Başımı iki yana salladım. “Var, kandırma beni. Yalan mı söyleyeceksin bana?”

Babam hızla boynumdan kalkıp az önce benim ona yaptığım gibi yanaklarımı kavradı. “Söylemem, yalan falan yok.”

Gözlerimden yaşların firar ediyor olduğunu böylece fark etmiş oldu. Ağzının içinde bir şeyler mırıldandı, ne dediğini anlayamamıştım bile. Yanaklarımdan akan yaşları boynuma inmeden önce dudaklarıyla yakalayıp üzerlerini öptü. “Ağlama kurban olurum gözyaşlarına senin.”

“Benden bir şeyler saklama, herkes benden bir şeyler saklamış bugüne kadar. Sen saklama baba, n’olur.” Yalvarır gibi çıkan sesimle konuşurken babam yanaklarımı okşamayı sürdürüyordu. “Sonra konuşacağız, söz veriyorum konuşacağız ama şimdi değil.”

“Akşam konuşuruz o zaman, içeride bizi bekliyorlar diye mi konuşamıyoruz?” diye sordum burnumu çekerek. Babam içeride olduğu gibi buruk bir gülümsemeyle baktıktan sonra önüme düşen saçlarımı kulaklarımın arkasına sıkıştırdı. “Tamam, akşam konuşacağız. Evde hep birlikte konuşmamız gerekecek.”

Kollarımı aşağıya indirip sırtına sardıktan sonra kafamı göğsüne yasladım. “Sarıl şimdi kocaman, demin sarılmadın diye küsmeme on saniye kaldı.”

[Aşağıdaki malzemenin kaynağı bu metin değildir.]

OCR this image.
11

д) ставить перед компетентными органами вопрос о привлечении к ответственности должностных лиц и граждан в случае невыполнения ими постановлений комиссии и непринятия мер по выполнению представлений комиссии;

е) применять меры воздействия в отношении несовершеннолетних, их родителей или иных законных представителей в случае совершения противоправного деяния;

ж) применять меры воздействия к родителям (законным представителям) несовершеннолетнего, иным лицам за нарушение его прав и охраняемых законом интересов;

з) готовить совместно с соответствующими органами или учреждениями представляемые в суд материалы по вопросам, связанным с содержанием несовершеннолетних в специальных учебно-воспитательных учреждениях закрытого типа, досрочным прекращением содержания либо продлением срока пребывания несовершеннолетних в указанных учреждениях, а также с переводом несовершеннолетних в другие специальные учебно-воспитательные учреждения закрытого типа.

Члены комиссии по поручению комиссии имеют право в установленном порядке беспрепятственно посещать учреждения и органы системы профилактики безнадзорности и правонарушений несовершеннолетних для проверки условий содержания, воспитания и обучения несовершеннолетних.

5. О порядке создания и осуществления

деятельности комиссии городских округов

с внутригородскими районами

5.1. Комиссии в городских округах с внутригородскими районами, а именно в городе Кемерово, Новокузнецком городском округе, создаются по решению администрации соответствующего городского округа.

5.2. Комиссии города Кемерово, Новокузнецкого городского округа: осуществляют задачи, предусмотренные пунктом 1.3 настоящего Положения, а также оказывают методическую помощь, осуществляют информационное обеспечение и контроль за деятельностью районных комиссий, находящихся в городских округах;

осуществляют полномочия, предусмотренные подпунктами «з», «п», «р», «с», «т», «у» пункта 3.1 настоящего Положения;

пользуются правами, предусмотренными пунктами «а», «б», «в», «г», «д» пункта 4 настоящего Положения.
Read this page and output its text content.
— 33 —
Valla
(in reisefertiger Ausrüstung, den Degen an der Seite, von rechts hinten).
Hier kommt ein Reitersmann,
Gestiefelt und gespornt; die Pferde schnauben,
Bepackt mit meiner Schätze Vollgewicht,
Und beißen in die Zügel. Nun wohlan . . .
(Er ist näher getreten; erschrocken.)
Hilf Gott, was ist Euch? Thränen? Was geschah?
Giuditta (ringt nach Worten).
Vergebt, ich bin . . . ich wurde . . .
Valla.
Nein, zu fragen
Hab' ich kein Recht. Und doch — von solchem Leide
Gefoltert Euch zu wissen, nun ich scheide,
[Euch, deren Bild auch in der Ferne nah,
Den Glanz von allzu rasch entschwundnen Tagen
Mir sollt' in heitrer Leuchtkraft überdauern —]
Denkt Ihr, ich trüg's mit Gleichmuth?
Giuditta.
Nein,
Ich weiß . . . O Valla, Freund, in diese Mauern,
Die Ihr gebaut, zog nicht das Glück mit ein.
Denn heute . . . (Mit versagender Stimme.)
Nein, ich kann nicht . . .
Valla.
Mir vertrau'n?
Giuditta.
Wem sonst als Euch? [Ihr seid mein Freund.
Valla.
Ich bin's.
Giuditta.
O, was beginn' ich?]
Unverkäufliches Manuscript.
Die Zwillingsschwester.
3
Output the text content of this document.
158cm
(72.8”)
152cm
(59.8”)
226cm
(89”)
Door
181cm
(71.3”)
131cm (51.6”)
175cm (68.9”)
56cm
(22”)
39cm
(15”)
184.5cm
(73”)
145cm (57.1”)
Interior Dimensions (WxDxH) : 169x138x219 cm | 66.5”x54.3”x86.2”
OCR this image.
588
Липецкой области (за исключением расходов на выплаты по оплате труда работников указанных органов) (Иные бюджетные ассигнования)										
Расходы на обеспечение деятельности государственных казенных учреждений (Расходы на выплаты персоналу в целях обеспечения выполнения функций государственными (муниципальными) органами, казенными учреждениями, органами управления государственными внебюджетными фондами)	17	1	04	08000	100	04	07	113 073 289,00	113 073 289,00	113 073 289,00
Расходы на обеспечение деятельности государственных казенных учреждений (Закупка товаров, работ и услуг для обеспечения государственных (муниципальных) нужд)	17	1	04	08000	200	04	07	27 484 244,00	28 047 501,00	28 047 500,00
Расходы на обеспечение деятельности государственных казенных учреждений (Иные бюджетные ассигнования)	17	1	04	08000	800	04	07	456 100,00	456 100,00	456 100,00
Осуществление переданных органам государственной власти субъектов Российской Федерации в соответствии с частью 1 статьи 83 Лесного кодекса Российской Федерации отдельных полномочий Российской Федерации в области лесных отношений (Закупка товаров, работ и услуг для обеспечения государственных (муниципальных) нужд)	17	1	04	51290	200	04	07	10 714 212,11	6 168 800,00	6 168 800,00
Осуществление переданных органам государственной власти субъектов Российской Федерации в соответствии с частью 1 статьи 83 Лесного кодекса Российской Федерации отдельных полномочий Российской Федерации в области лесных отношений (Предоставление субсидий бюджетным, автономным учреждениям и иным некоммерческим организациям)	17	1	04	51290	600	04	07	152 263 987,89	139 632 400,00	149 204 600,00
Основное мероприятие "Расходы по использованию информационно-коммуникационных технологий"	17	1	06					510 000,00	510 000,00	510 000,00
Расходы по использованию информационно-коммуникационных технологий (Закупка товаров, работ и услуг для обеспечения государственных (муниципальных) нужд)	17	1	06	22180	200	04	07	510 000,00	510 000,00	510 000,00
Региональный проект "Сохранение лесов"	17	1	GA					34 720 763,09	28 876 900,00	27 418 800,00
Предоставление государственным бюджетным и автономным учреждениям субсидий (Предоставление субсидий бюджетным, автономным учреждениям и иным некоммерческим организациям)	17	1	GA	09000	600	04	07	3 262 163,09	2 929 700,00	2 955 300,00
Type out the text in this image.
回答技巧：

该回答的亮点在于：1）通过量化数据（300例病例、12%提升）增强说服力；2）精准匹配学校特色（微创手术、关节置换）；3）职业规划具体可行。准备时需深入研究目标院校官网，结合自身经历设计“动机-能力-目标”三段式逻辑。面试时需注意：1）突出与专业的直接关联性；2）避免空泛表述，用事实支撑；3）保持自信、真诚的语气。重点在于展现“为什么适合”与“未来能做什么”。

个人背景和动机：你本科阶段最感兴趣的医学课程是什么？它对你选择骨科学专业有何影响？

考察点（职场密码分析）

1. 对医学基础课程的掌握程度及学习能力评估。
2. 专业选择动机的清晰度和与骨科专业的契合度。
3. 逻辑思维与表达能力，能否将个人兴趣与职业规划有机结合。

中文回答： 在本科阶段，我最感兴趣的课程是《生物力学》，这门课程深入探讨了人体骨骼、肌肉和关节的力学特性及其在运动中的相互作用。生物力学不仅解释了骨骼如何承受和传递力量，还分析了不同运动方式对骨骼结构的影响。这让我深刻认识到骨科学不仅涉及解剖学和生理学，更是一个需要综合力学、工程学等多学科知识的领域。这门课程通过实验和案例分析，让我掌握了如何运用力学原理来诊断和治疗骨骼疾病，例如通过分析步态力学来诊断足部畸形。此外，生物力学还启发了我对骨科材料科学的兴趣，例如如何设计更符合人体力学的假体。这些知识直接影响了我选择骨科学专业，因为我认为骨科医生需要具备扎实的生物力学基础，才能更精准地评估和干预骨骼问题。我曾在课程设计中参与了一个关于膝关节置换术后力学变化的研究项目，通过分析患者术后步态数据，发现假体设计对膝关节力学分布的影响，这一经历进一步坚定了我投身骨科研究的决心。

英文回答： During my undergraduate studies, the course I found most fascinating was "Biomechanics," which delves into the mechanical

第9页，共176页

Babamın kısık sesli gülüşünü dinlerken güçlü kollarıyla beni sıkıca sarışı dışında hiçbir şey düşünmemeye çalıştım. Yüzümü göğsüne sürtüp kokusunu almaya çalışırken saçlarıma bastırdığı çenesinin ağırlığıyla gözlerimi kapadım.

“Yetiştim mi küsmeden?”

“Biraz düşüneceğim.” diyerek yalancı bir şımarıklıkla mırıldanırken güldü. Söyledikleri ve az önceki hali bütün dengemi bozmuştu, evet. Ama akşam konuşacağız demişti ve ben akşama kadar kalan saatleri bunu düşünerek geçirmeyecek kadar tecrübe edinmiştim. Bunun hiçbir yararı olmuyordu.

“Koray’ın ailesiyle hep yakın mıydın?” diyerek konuyu bambaşka bir yere çekmek istemesine engel olmadan ona uydum.

“Koray okula dahi gitmeden önce hayatıma giren ilk arkadaşım, komşuyduk aslında ama sonra taşındık biz.” dedim iç çekerek. O yıllarda buna ne kadar üzüldüğümü şimdi bile çok net hatırlayabiliyordum. “İçe kapanık bir çocuk olarak büyüdüm. İnsanların beni sevebileceğine olan inancım hep azdı, bu evdeyken bu sorunu en az anımsadığım anları yaşıyordum hep.”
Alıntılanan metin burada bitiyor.